Later on, when he covers the idea of Primitive Unity, he dismisses holistic awareness on the basis of separate areas of the brain contribute separate information, but that is based on an expectation that the brain is the cause of awareness rather than the event horizon of privacy as it becomes public (and vice versa) on many levels and scales. The whole idea of ‘building whole experiences’ from atomistic parts assumes holism as a possibility, even as it seeks to deny that possibility. How can a whole experience be built without an expectation of wholes?
Attention is not what consciousness is, it is what consciousness does. In order for attention to exist, there must first be the capacity to receive sensation and to appreciate that sensation qualitatively. Only then, when we have something to pay attention to, can be find our capacity to participate actively in what we perceive.

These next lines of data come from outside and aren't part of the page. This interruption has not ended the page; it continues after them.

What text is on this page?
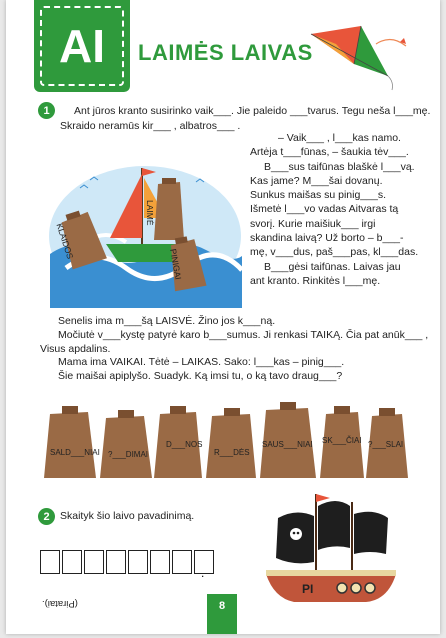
AI	LAIMĖS LAIVAS
1	Ant jūros kranto susirinko vaik___. Jie paleido ___tvarus. Tegu neša l___mę.
Skraido neramūs kir___ , albatros___ .
LAIMĖ
KLAIDOS
PINIGAI
– Vaik___ , l___kas namo.
Artėja t___fūnas, – šaukia tėv___.
B___sus taifūnas blaškė l___vą.
Kas jame? M___šai dovanų.
Sunkus maišas su pinig___s.
Išmetė l___vo vadas Aitvaras tą
svorį. Kurie maišiuk___ irgi
skandina laivą? Už borto – b___-
mę, v___dus, paš___pas, kl___das.
B___gėsi taifūnas. Laivas jau
ant kranto. Rinkitės l___mę.
Senelis ima m___šą LAISVĖ. Žino jos k___ną.
Močiutė v___kystę patyrė karo b___sumus. Ji renkasi TAIKĄ. Čia pat anūk___ ,
Visus apdalins.
Mama ima VAIKAI. Tėtė – LAIKAS. Sako: l___kas – pinig___.
Šie maišai apiplyšo. Suadyk. Ką imsi tu, o ką tavo draug___?
SALD___NIAI ?___DIMAI
D___NOS
R___DĖS
SAUS___NIAI SK___ČIAI ?___SLAI
2 Skaityk šio laivo pavadinimą.
.
PI
(Piratai).	8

As far as the refrigerator light idea goes, I think that is a good line of thought to explore with consciousness as I think it should lead to a questioning not only of the constancy of the light, but of the darkness as well. We cannot assume that either the naive state of light on or the sophisticated state of light on with door open/off when closed is more real than the other. Instead, each view only reflects the perspective which is getting the attention. When we look at consciousness from the point of view of a brain, we can only find explanations which break consciousness apart into subconscious and impersonal operations. It is a confirmation bias of a different sort which is never considered.